Totò dances around the city with Pulcinella at his side, evoking not only the comedic style of that other Neapolitan Totò but also of another cinematic do-gooder Totò—from Vittorio De Sica’s magical (neo)realist film Miracolo a Milano (click on most of the pics here to find videolinks).
 
Totò                                          Totò flying on a broomstick from "Miracolo a Milano"
 
Life would continue much the same for the Neapolitan peasants in the movie, except for two problems: the French are about to invade and there’s an evil witch, Vesuvia, who is particularly annoyed at how happy all the folk in the city remain despite their dire poverty.
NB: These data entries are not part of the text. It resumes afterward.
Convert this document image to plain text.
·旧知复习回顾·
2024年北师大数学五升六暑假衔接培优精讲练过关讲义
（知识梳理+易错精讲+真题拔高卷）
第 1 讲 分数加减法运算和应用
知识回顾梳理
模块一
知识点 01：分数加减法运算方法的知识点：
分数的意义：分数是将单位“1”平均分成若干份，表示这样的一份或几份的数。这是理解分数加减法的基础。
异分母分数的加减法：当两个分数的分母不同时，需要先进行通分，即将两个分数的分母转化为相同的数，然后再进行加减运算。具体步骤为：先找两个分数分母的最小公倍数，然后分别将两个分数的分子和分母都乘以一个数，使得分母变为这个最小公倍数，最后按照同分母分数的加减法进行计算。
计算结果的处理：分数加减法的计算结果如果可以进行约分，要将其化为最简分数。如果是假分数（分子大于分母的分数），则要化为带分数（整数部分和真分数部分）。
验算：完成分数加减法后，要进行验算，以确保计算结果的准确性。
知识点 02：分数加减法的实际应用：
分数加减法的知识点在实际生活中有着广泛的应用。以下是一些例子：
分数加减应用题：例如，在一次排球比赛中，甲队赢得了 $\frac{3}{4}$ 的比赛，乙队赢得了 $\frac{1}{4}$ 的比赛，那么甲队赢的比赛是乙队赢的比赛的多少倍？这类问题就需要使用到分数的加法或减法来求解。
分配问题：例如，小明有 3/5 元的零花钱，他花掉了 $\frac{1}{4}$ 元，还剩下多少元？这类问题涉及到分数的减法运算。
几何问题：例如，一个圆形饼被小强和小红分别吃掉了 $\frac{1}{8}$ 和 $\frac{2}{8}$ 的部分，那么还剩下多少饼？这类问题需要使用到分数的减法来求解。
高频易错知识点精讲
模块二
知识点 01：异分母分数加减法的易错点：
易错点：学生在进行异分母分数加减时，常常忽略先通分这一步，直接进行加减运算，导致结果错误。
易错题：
So she cooks up a complicated scheme to break everyone’s spirits, especially Totò’s. Her ruse involves a long-lost immigrant relative, magical pots and pans, and a smart, young love interest, Confiance, to distract our otherwise level-headed protagonist.
 
Confiance and Totò
 
 
There’s a definite Naples-heavy slant to the cast and crew—a whole slew of big names were involved in its production. By far, my favorite is the voice of Vesuvia’s servo, Vincenzone, played by Mario Merola. The popularity of the Neapolitan singer and actor, who died in December 2006, arguably sprang largely from Italian immigrant fans throughout the Americas, where he was known as “il re della sceneggiata.”
 

Mario Merola

 

Merola’s Vincenzone is a jolly fellow whose big dream is to be an actor, but who’s stuck working for the volcanic strega. At one point, he pretends to be the lawyer of a distant relative of Totò who has come to Naples all the way from Brooklyn. Here lo zio dall’America returns bearing gifts that deceive and mock Totò, a curious twist to the returning immigrant theme.
 
The film concludes, more or less, with Totò, Confiance, Pulcinella, and Vicenzone (appropriately now a friend of il popolo), saving Naples from French invasion by feeding them pizza, cooked to perfection within the belly of Mount Vesuvius. Historical inaccuracies aside, it’s fun to see a piece of Italian (region-specific) popular culture, especially one geared to children. It’s refreshing to see how the film counters imports from Pixar, recalling Naples’ history, cuisine, relationship to the working poor and transnational migration. All that at your local Swedish-Camorra outpost!